Le surplus est revenu intégralement à Madame D-F, juridiquement seule héritière de Madame W D veuve E.
Sur la portée de la clause d’attribution
Au terme des dispositions de l’article 1157 du Code civil, lorsqu’une clause est susceptible de deux sens, on doit plutôt l’entendre dans celui avec lequel elle peut avoir quelque effet que dans le sens avec lequel elle n’en pourrait en produire aucun.
L’article 1158 du Code civil précise que les termes susceptibles de deux sens doivent être pris dans le sens qui convient le plus à la matière du contrat.
C’est de manière pertinente, que le tribunal a jugé, par référence aux règles contenues aux articles 1156 et suivants du Code civil applicables en matière d’interprétation des conventions, qu’il convenait, plutôt que de s’arrêter au sens littéral des termes employés en l’espèce : le terme « héritier de chaque assuré » de rechercher quelle avait été la volonté commune des souscripteurs.
Compte tenu de l’existence d’une communauté universelle, la clause de désignation des bénéficiaires du contrat d’assurance telle qu’elle avait été souhaitée par Monsieur U E et Madame W D, ne pouvait s’exécuter.
Le surplus, une fois les 5x 35.000 francs distribués, ne pouvait revenir pour moitié aux héritiers de chaque assuré puisque, au décès du premier des deux assurés, il n’y avait plus qu’un seul héritier : le conjoint Y et qu’à son décès, seul le ou les parents issus de sa ligne demeurai(ent )héritier(s).
Le contrat d’assurance-vie comme l’ensemble des biens dépendant de la succession revenait alors à la seule branche du conjoint Y.
Le surplus ne pouvait donc revenir pour moitié aux héritiers de chaque assuré mais inévitablement et si l’on retient le terme «héritier » au sens du droit des successions, il revenait en totalité aux héritiers d’un seul d’assuré.
Or, les époux E-AC, souhaitaient que chacun de leurs neveux et nièces, soit les quatre neveux de Monsieur E et la nièce de Madame D reçoivent chacun 35.000 Francs et pour le surplus, ils voulaient un partage par moitié et par ligne : soit une moitié aux héritiers de l’assuré U E, et une moitié aux héritiers de l’assurée W D.
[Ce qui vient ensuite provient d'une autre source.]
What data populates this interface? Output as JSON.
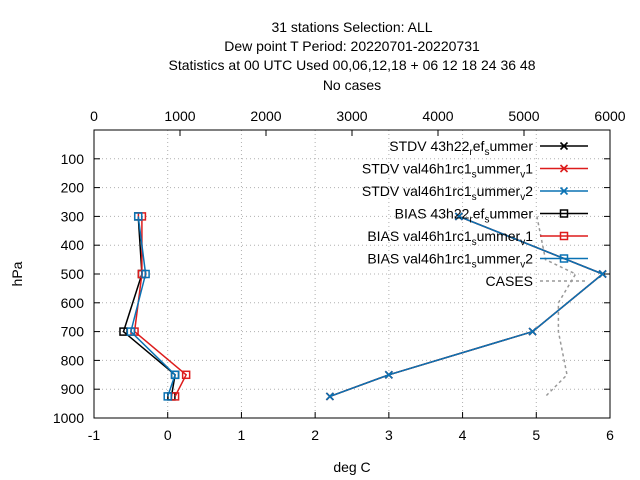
{
  "chart_data": {
    "type": "line",
    "title_lines": [
      "31 stations Selection: ALL",
      "Dew point T  Period: 20220701-20220731",
      "Statistics at 00 UTC  Used  00,06,12,18  + 06 12 18 24 36 48",
      "No cases"
    ],
    "xlabel": "deg C",
    "ylabel": "hPa",
    "xlim": [
      -1,
      6
    ],
    "ylim": [
      1000,
      0
    ],
    "x_ticks": [
      -1,
      0,
      1,
      2,
      3,
      4,
      5,
      6
    ],
    "y_ticks": [
      100,
      200,
      300,
      400,
      500,
      600,
      700,
      800,
      900,
      1000
    ],
    "x2lim": [
      0,
      6000
    ],
    "x2_ticks": [
      0,
      1000,
      2000,
      3000,
      4000,
      5000,
      6000
    ],
    "grid": true,
    "legend_position": "top-right",
    "series": [
      {
        "name": "STDV 43h22_ref_summer",
        "legend": {
          "parts": [
            [
              "STDV 43h22",
              "n"
            ],
            [
              "r",
              "s"
            ],
            [
              "ef",
              "n"
            ],
            [
              "s",
              "s"
            ],
            [
              "ummer",
              "n"
            ]
          ]
        },
        "axis": "primary",
        "color": "#000000",
        "marker": "x",
        "points": [
          [
            3.95,
            300
          ],
          [
            5.9,
            500
          ],
          [
            4.95,
            700
          ],
          [
            3.0,
            850
          ],
          [
            2.2,
            925
          ]
        ]
      },
      {
        "name": "STDV val46h1rc1_summer_v1",
        "legend": {
          "parts": [
            [
              "STDV val46h1rc1",
              "n"
            ],
            [
              "s",
              "s"
            ],
            [
              "ummer",
              "n"
            ],
            [
              "v",
              "s"
            ],
            [
              "1",
              "n"
            ]
          ]
        },
        "axis": "primary",
        "color": "#dd1c1c",
        "marker": "x",
        "points": [
          [
            3.95,
            300
          ],
          [
            5.9,
            500
          ],
          [
            4.95,
            700
          ],
          [
            3.0,
            850
          ],
          [
            2.2,
            925
          ]
        ]
      },
      {
        "name": "STDV val46h1rc1_summer_v2",
        "legend": {
          "parts": [
            [
              "STDV val46h1rc1",
              "n"
            ],
            [
              "s",
              "s"
            ],
            [
              "ummer",
              "n"
            ],
            [
              "v",
              "s"
            ],
            [
              "2",
              "n"
            ]
          ]
        },
        "axis": "primary",
        "color": "#0a72b4",
        "marker": "x",
        "points": [
          [
            3.95,
            300
          ],
          [
            5.9,
            500
          ],
          [
            4.95,
            700
          ],
          [
            3.0,
            850
          ],
          [
            2.2,
            925
          ]
        ]
      },
      {
        "name": "BIAS 43h22_ref_summer",
        "legend": {
          "parts": [
            [
              "BIAS 43h22",
              "n"
            ],
            [
              "r",
              "s"
            ],
            [
              "ef",
              "n"
            ],
            [
              "s",
              "s"
            ],
            [
              "ummer",
              "n"
            ]
          ]
        },
        "axis": "primary",
        "color": "#000000",
        "marker": "square",
        "points": [
          [
            -0.4,
            300
          ],
          [
            -0.35,
            500
          ],
          [
            -0.6,
            700
          ],
          [
            0.1,
            850
          ],
          [
            0.05,
            925
          ]
        ]
      },
      {
        "name": "BIAS val46h1rc1_summer_v1",
        "legend": {
          "parts": [
            [
              "BIAS val46h1rc1",
              "n"
            ],
            [
              "s",
              "s"
            ],
            [
              "ummer",
              "n"
            ],
            [
              "v",
              "s"
            ],
            [
              "1",
              "n"
            ]
          ]
        },
        "axis": "primary",
        "color": "#dd1c1c",
        "marker": "square",
        "points": [
          [
            -0.35,
            300
          ],
          [
            -0.35,
            500
          ],
          [
            -0.45,
            700
          ],
          [
            0.25,
            850
          ],
          [
            0.1,
            925
          ]
        ]
      },
      {
        "name": "BIAS val46h1rc1_summer_v2",
        "legend": {
          "parts": [
            [
              "BIAS val46h1rc1",
              "n"
            ],
            [
              "s",
              "s"
            ],
            [
              "ummer",
              "n"
            ],
            [
              "v",
              "s"
            ],
            [
              "2",
              "n"
            ]
          ]
        },
        "axis": "primary",
        "color": "#0a72b4",
        "marker": "square",
        "points": [
          [
            -0.4,
            300
          ],
          [
            -0.3,
            500
          ],
          [
            -0.5,
            700
          ],
          [
            0.1,
            850
          ],
          [
            0.0,
            925
          ]
        ]
      },
      {
        "name": "CASES",
        "legend": {
          "parts": [
            [
              "CASES",
              "n"
            ]
          ]
        },
        "axis": "secondary",
        "color": "#999999",
        "marker": "none",
        "dashed": true,
        "points": [
          [
            5150,
            300
          ],
          [
            5250,
            450
          ],
          [
            5600,
            500
          ],
          [
            5400,
            600
          ],
          [
            5400,
            700
          ],
          [
            5500,
            850
          ],
          [
            5250,
            925
          ]
        ]
      }
    ]
  }
}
L’attestation de Monsieur A qui indique que lors de la souscription d’un contrat de placement MMA par son intermédiaire, les époux E ont exigé une désignation des bénéficiaires de chaque côté, à savoir les héritiers de Monsieur et de Madame E pour moitié, confirme la volonté des de cujus de voir les placements financiers répartis par moitié entre la lignée paternelle et la lignée maternelle.
Si les époux avaient voulu se référer à la notion d’héritiers tels qu’elle est définie par le droit des successions, il aurait dû être simplement indiqué que le surplus du capital reviendrait à l’époux Y.
Or, il est clairement établi que les époux E souhaitaient un partage du surplus de leurs fonds par ligne.
Le jugement sera confirmé en ce qu’il a dit qu’au décès de Madame W D intervenu après celui de Monsieur U E, le surplus du capital placé au-delà des cinq parts de 35.000 Francs remises à chacun des neveux et nièces, revenait pour moitié aux neveux et nièces de Monsieur U E et pour moitié à la nièce de Madame W D veuve E.
Sur le versement du trop perçu
Suite à une ordonnance du conseiller de la mise en état en date du 6 novembre 2014, il a été enjoint à Madame D-F de produire l’ensemble des justificatifs des paiements opérés par MMA VIE au titre du contrat en litige.
Au terme de la pièce 45 versée par Madame D-F en exécution de cette ordonnance, MMA VIE certifie que Madame D-F a reçu la somme de 224.081,33 euros suite au dénouement du contrat AURINEIGE.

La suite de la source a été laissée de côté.